Romano Prodi va devoir assumer face aux milliers de manifestants attendus demain dans la capitale italienne sa décision de suspendre le projet de loi reconnaissants les unions de fait homosexuelles, suspension qui lu a permis de maintenir sa coalition au pouvoir.
Alors que cette reconnaissance juridique faisait partie des promesses de campagne du leader de la gauche italienne, le «Dico», nom donné au projet de loi, a été annoncé comme abandonné par le gouvernement tout en laissant un vote éventuel à la charge des seuls parlementaires. Ce point devait régler les menaces d’éclatement de la coalition par les centristes chrétiens opposés au projet mais pour autant la majorité demeure toujours divisée sur le sujet.

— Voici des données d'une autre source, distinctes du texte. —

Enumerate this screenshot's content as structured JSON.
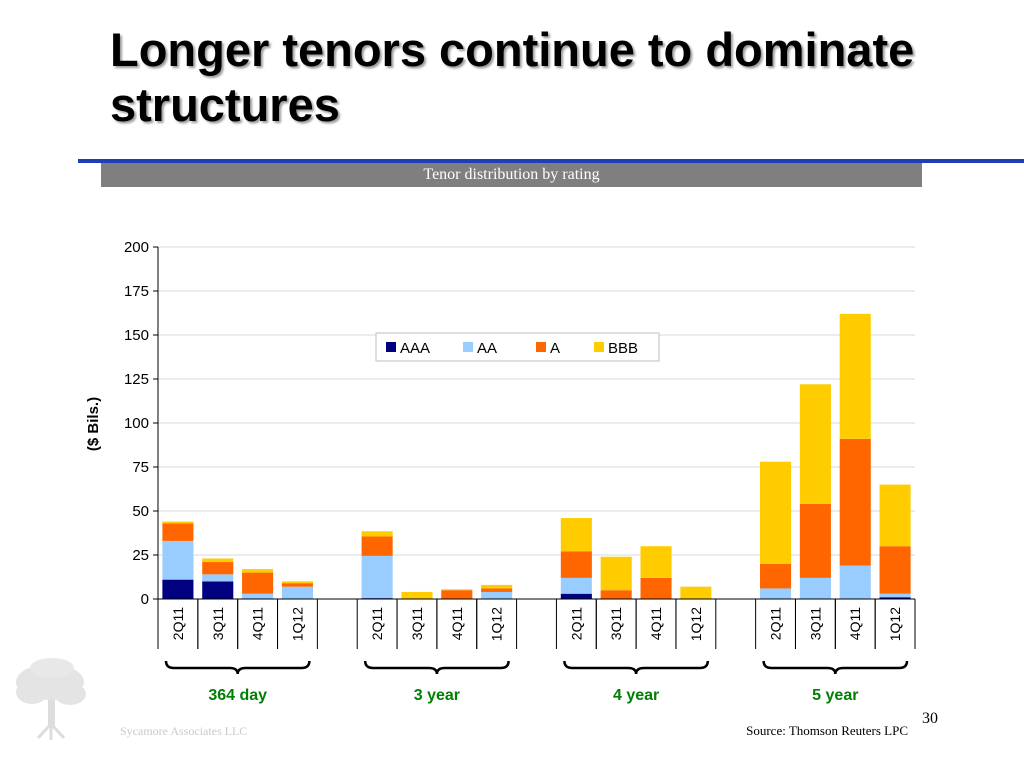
{
  "title": "Longer tenors continue to dominate structures",
  "subtitle": "Tenor distribution by rating",
  "source": "Source: Thomson Reuters LPC",
  "page_number": "30",
  "company": "Sycamore Associates LLC",
  "colors": {
    "AAA": "#000080",
    "AA": "#99ccff",
    "A": "#ff6600",
    "BBB": "#ffcc00",
    "rule": "#1f3fb3",
    "banner": "#7f7f7f",
    "group_label": "#008000"
  },
  "chart_data": {
    "type": "bar",
    "stacked": true,
    "ylabel": "($ Bils.)",
    "ylim": [
      0,
      200
    ],
    "yticks": [
      0,
      25,
      50,
      75,
      100,
      125,
      150,
      175,
      200
    ],
    "grid": true,
    "legend_position": "top-center",
    "groups": [
      {
        "label": "364 day",
        "categories": [
          "2Q11",
          "3Q11",
          "4Q11",
          "1Q12"
        ]
      },
      {
        "label": "3 year",
        "categories": [
          "2Q11",
          "3Q11",
          "4Q11",
          "1Q12"
        ]
      },
      {
        "label": "4 year",
        "categories": [
          "2Q11",
          "3Q11",
          "4Q11",
          "1Q12"
        ]
      },
      {
        "label": "5 year",
        "categories": [
          "2Q11",
          "3Q11",
          "4Q11",
          "1Q12"
        ]
      }
    ],
    "series": [
      {
        "name": "AAA",
        "values": [
          11,
          10,
          0,
          0,
          0.5,
          0,
          0,
          0,
          3,
          0,
          0,
          0,
          0,
          0,
          0,
          1
        ]
      },
      {
        "name": "AA",
        "values": [
          22,
          4,
          3,
          7,
          24,
          0,
          0,
          4,
          9,
          0,
          0,
          0,
          6,
          12,
          19,
          2
        ]
      },
      {
        "name": "A",
        "values": [
          10,
          7,
          12,
          2,
          11,
          0,
          5,
          2,
          15,
          5,
          12,
          0,
          14,
          42,
          72,
          27
        ]
      },
      {
        "name": "BBB",
        "values": [
          1,
          2,
          2,
          1,
          3,
          4,
          0.5,
          2,
          19,
          19,
          18,
          7,
          58,
          68,
          71,
          35
        ]
      }
    ]
  }
}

«L’Italie change, et l’adoption d’une loi forte sur les unions civiles serait le signe d’une avancée du pays sur un plan culturel, comme de nombreux pays de l’Union européenne l’ont déjà fait» a déclaré Sergio Lo Giudice, président d’Arcigay, principale organisation LGBT de la botte. «Le mot d’ordre c’est « parité des droits » et « parité de la dignité », car les gays, les lesbiennes mais aussi les hétéros qui vivent ensemble, et les couples mariés ne sont pas égaux devant la loi, alors qu’il ne faudrait pas que l’on ait à tenir compte de l’orientation sexuelle» estime-t-il encore.
Les militants LGBT de Droite s’associeront également à la manifestation soutenue par des mouvements de gauches et syndicats : «Nous, gays de droite, changerons Alliance nationale et Forza Italia.» pronostique de manière optimiste Enrico Oliari, président depuis 10 ans du Gay Lib italien pour qui la droite qui avec le Vatican bataillait contre le projet peut «changer ses idées vis-à-vis des homos, en reconnaissant leur droits».
Signe également que l’Eglise n’abandonnera pas la bataille contre le «Dico», le pape Benoît XVI a nommé mercredi à la tête de la conférence des évêques d’Italie l’archevêque de Gênes Angelo Bagnasco. Ce conservateur succède au cardinal Ruini à la tête de la plus puissante des Eglises d’Europe occidentale et, comme lui, est partisan d’une intervention de l’Eglise concernant les questions de politique intérieure italienne pour défendre la famille traditionnelle. Homme de réseau, Angelo Bagnasco avait bataillé contre le «Dico» et fait pression tant dans les médias italiens qu’auprès des hommes politiques.
Les organisateurs espèrent 50000 participants à la manifestation.